Kacher replaces Vice Adm. Sean Buck, the 63rd superintendent of the Naval Academy.
The academy issued a news release Monday stating that Kacher, who graduated in 1990, “has taken the reins as acting superintendent of the United States Naval Academy.”
Although a retirement party for Buck was held on July 7, he will officially exit the military on Sept. 1, academy spokesperson Cmdr. Ashley Hockycko said. There will be no official change-of-command ceremony. Kacher was introduced to the midshipmen on Friday, when Buck bid farewell with “invaluable words of wisdom,” according to the academy’s Instagram feed.

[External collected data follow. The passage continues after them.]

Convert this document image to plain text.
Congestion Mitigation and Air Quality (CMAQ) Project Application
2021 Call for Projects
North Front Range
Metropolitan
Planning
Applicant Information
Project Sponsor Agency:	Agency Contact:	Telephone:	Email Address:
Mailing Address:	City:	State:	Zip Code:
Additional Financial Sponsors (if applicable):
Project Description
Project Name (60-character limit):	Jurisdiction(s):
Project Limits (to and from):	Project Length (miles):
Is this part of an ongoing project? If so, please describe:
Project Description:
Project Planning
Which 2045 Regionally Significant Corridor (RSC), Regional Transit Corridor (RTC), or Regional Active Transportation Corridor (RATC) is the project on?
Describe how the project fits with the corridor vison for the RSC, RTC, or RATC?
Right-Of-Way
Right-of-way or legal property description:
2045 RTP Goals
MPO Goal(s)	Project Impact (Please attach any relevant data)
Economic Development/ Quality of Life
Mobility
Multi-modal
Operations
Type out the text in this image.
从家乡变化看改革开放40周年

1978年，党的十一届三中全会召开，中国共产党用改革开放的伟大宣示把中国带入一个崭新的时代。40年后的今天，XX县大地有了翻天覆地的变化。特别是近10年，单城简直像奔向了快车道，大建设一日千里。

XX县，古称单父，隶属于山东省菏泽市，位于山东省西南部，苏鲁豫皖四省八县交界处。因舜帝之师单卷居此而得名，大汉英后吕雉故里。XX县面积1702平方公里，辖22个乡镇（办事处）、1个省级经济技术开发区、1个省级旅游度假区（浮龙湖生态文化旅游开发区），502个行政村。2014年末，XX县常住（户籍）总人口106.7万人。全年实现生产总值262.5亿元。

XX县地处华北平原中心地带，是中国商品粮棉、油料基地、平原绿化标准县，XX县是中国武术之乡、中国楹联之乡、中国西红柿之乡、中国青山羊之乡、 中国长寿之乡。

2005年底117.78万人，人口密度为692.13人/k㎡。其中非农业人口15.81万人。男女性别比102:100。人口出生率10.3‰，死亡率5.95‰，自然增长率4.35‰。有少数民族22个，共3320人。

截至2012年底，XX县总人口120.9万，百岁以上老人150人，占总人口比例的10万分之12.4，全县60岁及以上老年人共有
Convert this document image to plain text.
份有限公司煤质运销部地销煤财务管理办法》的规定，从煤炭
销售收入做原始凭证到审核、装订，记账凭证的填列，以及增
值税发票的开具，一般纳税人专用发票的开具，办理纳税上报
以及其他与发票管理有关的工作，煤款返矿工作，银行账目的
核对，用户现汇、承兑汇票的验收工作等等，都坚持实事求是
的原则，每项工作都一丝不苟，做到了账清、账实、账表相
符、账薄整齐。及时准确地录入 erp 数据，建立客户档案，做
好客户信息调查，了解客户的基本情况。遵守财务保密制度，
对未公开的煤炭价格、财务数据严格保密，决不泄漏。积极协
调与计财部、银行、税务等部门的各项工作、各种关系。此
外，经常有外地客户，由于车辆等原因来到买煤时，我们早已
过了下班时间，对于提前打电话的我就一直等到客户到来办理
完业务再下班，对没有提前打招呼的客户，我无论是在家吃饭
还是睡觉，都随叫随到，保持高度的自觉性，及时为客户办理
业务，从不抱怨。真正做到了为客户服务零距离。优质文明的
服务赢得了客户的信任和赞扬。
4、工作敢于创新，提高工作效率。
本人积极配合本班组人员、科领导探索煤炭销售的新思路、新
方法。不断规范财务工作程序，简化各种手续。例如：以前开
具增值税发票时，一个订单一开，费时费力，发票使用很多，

The transition comes as Buck’s future and the Naval Academy’s permanent superintendent are caught up in parallel political dramas. In April, the secretary of the Navy nominated Rear Adm. Yvette Davids to take the helm in Annapolis, becoming the service academy’s first female leader. Her appointment, however, and that of more than 300 other high-ranking military officials, has been held up in Congress by Republican Sen. Tommy Tuberville, of Alabama.
The former Auburn football coach says he is blocking the appointments to protest a Pentagon policy that provides leave and travel expenses for military personnel who must travel out of state to obtain an abortion or other reproductive care.
High-level military appointments are typically approved en masse by voice vote, one of few bipartisan traditions left in the Senate. While any individual senator can block a vote, the majority party can usually employ parliamentary maneuvers to override the objection. The only way around Tuberville’s one-man blockade of military appointments, however, is to hold individual hearings on each appointment, a process that would take months. And so, the list of military positions and installations with acting leaders continues to grow.
Secretary of Defense Lloyd Austin has called Tuberville’s blockade “a clear risk to U.S. military readiness.” Even Senate Minority Leader Mitch McConnell, a fellow Republican, has said he disagrees with the tactical maneuver.
Kacher was slated to leave a post at the Pentagon and become commander of the Navy’s Seventh Fleet, a job that would take him to Japan. The academy’s temporary leader will commute to Annapolis while both he, Davids and hundreds of others await a resolution to the Senate stalemate.